First scheduled to open in March of 2020 and later postponed because of the pandemic, the exhibition developed on two floors and featured over 90 street art works, according to the Chiostro del Bramante’s page dedicated to the exhibition: from Love is in the Air to Girl with Balloon; from Queen Vic to Napalm, from Toxic Mary to HMV, from the press runs for the book Wall & Piece to the projects for vinyl and CD covers.

“There is a huge misconception when people think about Banksy: and that is that his art cannot be made into museum material,” said curator Natalia De Marco over the phone.

“The set-up of the exhibition reflects the curatorial spirit and the research that the exhibition office at the Chiostro made about the artist in the preparatory phase of the exhibition,” said the managing director for new projects, Gaia Casagrande, in an email interview.

The show was organized in collaboration with Il Sole 24 Ore Cultura and with the patronage of Regione Lazio – Assessorato alla Crescita Culturale.

The Chiostro’s most ambitious project since lockdown

The Ministerial Decree of October 24, 2020 released by the Italian Government legally allowed museum and cultural institutions to stay open during this second wave of cases if they respect Covid measures.

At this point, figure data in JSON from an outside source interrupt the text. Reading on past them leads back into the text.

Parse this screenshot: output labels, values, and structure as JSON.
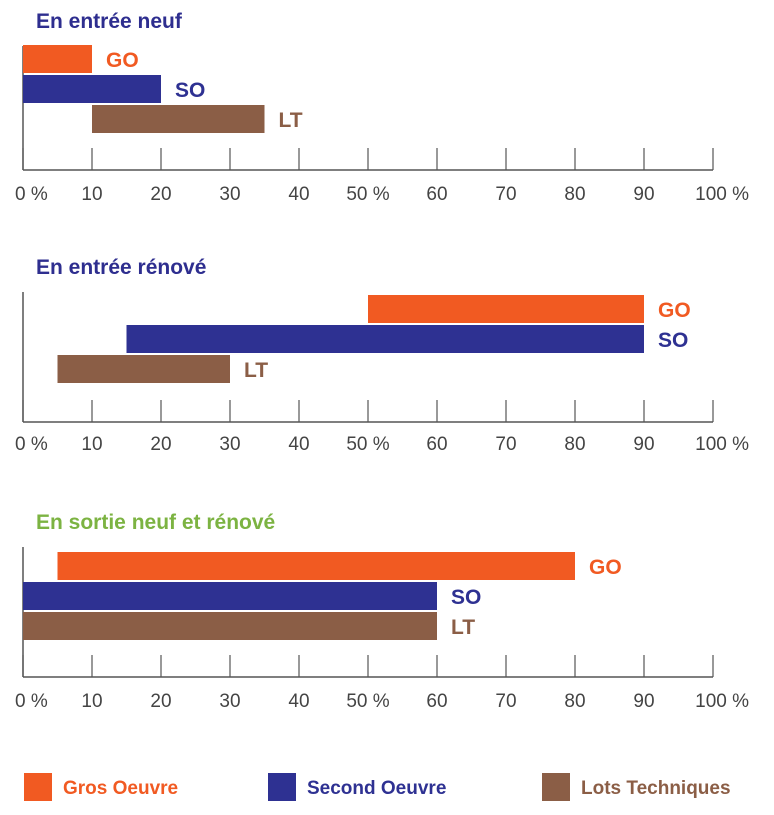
{
  "chart_data": [
    {
      "type": "bar",
      "orientation": "horizontal",
      "floating": true,
      "title": "En entrée neuf",
      "title_color": "#2e2e8f",
      "xlim": [
        0,
        100
      ],
      "categories": [
        "GO",
        "SO",
        "LT"
      ],
      "ranges": [
        [
          0,
          10
        ],
        [
          0,
          20
        ],
        [
          10,
          35
        ]
      ],
      "grid": false
    },
    {
      "type": "bar",
      "orientation": "horizontal",
      "floating": true,
      "title": "En entrée rénové",
      "title_color": "#2e2e8f",
      "xlim": [
        0,
        100
      ],
      "categories": [
        "GO",
        "SO",
        "LT"
      ],
      "ranges": [
        [
          50,
          90
        ],
        [
          15,
          90
        ],
        [
          5,
          30
        ]
      ],
      "grid": false
    },
    {
      "type": "bar",
      "orientation": "horizontal",
      "floating": true,
      "title": "En sortie neuf et rénové",
      "title_color": "#7cb342",
      "xlim": [
        0,
        100
      ],
      "categories": [
        "GO",
        "SO",
        "LT"
      ],
      "ranges": [
        [
          5,
          80
        ],
        [
          0,
          60
        ],
        [
          0,
          60
        ]
      ],
      "grid": false
    }
  ],
  "tick_labels": [
    "0 %",
    "10",
    "20",
    "30",
    "40",
    "50 %",
    "60",
    "70",
    "80",
    "90",
    "100 %"
  ],
  "colors": {
    "GO": "#f15a22",
    "SO": "#2e3192",
    "LT": "#8b5e46",
    "axis": "#555555"
  },
  "legend": [
    {
      "key": "GO",
      "label": "Gros Oeuvre"
    },
    {
      "key": "SO",
      "label": "Second Oeuvre"
    },
    {
      "key": "LT",
      "label": "Lots Techniques"
    }
  ]
}
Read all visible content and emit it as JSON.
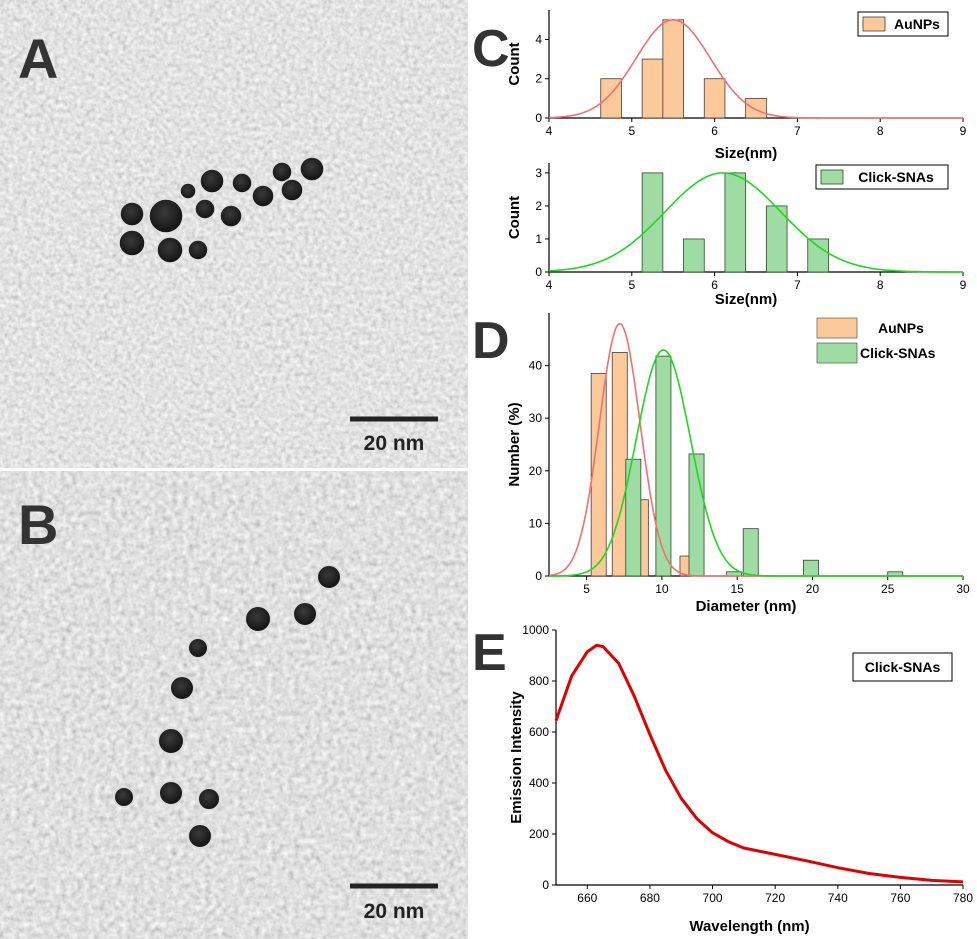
{
  "panels": {
    "A": {
      "letter": "A",
      "scale_bar": "20 nm"
    },
    "B": {
      "letter": "B",
      "scale_bar": "20 nm"
    },
    "C": {
      "letter": "C"
    },
    "D": {
      "letter": "D"
    },
    "E": {
      "letter": "E"
    }
  },
  "colors": {
    "aunps_fill": "#fcc99a",
    "aunps_curve": "#f07070",
    "snas_fill": "#9fdca3",
    "snas_curve": "#1ed81e",
    "emission": "#e00000",
    "tem_background": "#9a9a9a",
    "particle": "#1e1e1e"
  },
  "chart_data": [
    {
      "id": "C-top",
      "type": "bar",
      "xlabel": "Size(nm)",
      "ylabel": "Count",
      "xlim": [
        4,
        9
      ],
      "ylim": [
        0,
        5.5
      ],
      "x_ticks": [
        4,
        5,
        6,
        7,
        8,
        9
      ],
      "y_ticks": [
        0,
        2,
        4
      ],
      "bin_width": 0.25,
      "series": [
        {
          "name": "AuNPs",
          "x": [
            4.75,
            5.0,
            5.25,
            5.5,
            5.75,
            6.0,
            6.25,
            6.5
          ],
          "values": [
            2,
            0,
            3,
            5,
            0,
            2,
            0,
            1
          ],
          "fit": {
            "type": "gaussian",
            "mean": 5.5,
            "sd": 0.45,
            "amp": 5.0
          }
        }
      ],
      "legend": "top-right"
    },
    {
      "id": "C-bottom",
      "type": "bar",
      "xlabel": "Size(nm)",
      "ylabel": "Count",
      "xlim": [
        4,
        9
      ],
      "ylim": [
        0,
        3.3
      ],
      "x_ticks": [
        4,
        5,
        6,
        7,
        8,
        9
      ],
      "y_ticks": [
        0,
        1,
        2,
        3
      ],
      "bin_width": 0.25,
      "series": [
        {
          "name": "Click-SNAs",
          "x": [
            5.25,
            5.75,
            6.25,
            6.75,
            7.25
          ],
          "values": [
            3,
            1,
            3,
            2,
            1
          ],
          "fit": {
            "type": "gaussian",
            "mean": 6.1,
            "sd": 0.7,
            "amp": 3.0
          }
        }
      ],
      "legend": "top-right"
    },
    {
      "id": "D",
      "type": "bar",
      "xlabel": "Diameter  (nm)",
      "ylabel": "Number  (%)",
      "xlim": [
        2.5,
        30
      ],
      "ylim": [
        0,
        50
      ],
      "x_ticks": [
        5,
        10,
        15,
        20,
        25,
        30
      ],
      "y_ticks": [
        0,
        10,
        20,
        30,
        40
      ],
      "bin_width": 1.0,
      "series": [
        {
          "name": "AuNPs",
          "x": [
            5.8,
            7.2,
            8.6,
            10.1,
            11.7
          ],
          "values": [
            38.5,
            42.5,
            14.5,
            0,
            3.8
          ],
          "fit": {
            "type": "gaussian",
            "mean": 7.2,
            "sd": 1.35,
            "amp": 48
          }
        },
        {
          "name": "Click-SNAs",
          "x": [
            8.1,
            10.1,
            12.3,
            14.8,
            15.9,
            19.9,
            25.5
          ],
          "values": [
            22.2,
            41.8,
            23.2,
            0.8,
            9.0,
            3.0,
            0.8
          ],
          "fit": {
            "type": "gaussian",
            "mean": 10.1,
            "sd": 1.8,
            "amp": 43
          }
        }
      ],
      "legend": "top-right"
    },
    {
      "id": "E",
      "type": "line",
      "xlabel": "Wavelength (nm)",
      "ylabel": "Emission Intensity",
      "xlim": [
        650,
        780
      ],
      "ylim": [
        0,
        1000
      ],
      "x_ticks": [
        660,
        680,
        700,
        720,
        740,
        760,
        780
      ],
      "y_ticks": [
        0,
        200,
        400,
        600,
        800,
        1000
      ],
      "series": [
        {
          "name": "Click-SNAs",
          "x": [
            650,
            655,
            660,
            663,
            665,
            670,
            675,
            680,
            685,
            690,
            695,
            700,
            705,
            710,
            720,
            730,
            740,
            750,
            760,
            770,
            780
          ],
          "values": [
            645,
            820,
            915,
            940,
            935,
            870,
            740,
            590,
            450,
            340,
            260,
            205,
            170,
            145,
            120,
            95,
            68,
            45,
            30,
            18,
            12
          ]
        }
      ],
      "legend": "top-right"
    }
  ]
}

Although this regulation did not directly affected cultural institutions, it nonetheless discouraged people in the Italian territory to avoid moving from a region to the other – or even from a city to the other – if it is not for health or work reasons, according to the managing director of the Educational Department, Silvia Andreozzi.

“If someone who purchased an exhibit-ticket tests positive to Covid, we give the buyer a credit to be used for a future ticket when they are able to travel again,” said Andreozzi.

The most challenging aspects in organizing Banksy’s exhibition were postponing the set-up decided before lockdown, revising the loan requests of the lenders and extending the insurance of the artworks, to name a few, according to Casagrande.

“Managing international transportations was probably the hardest part to deal with, taking into account the lockdowns around the world and the consequential inability to move from a country to the other,” said Casagrande.

According to Casagrande, there were some technical changes inside the spaces to abide by Covid protocol measures to ensure a safe visit, such as monitoring the number of visitors that are accessing every room at the same time and allowing them to download a guide directly on their phone.

The Chiostro employees – especially the education department and the ticket office – were able to work remotely even when museums were forced to close on November 3 as a response to the rising number of cases in Italy, according to Andreozzi.

“It’s not easy to work with an anonymous artist, especially at the times of Covid. But we’ve held on and now the numbers are rewarding us,” said De Marco.

The Chiostro is currently hosting the second part of their series of exhibitions about Banksy, titled All About Banksy: Exhibition 2, aiming at educating the public about the best-known anonymous street artist in the world.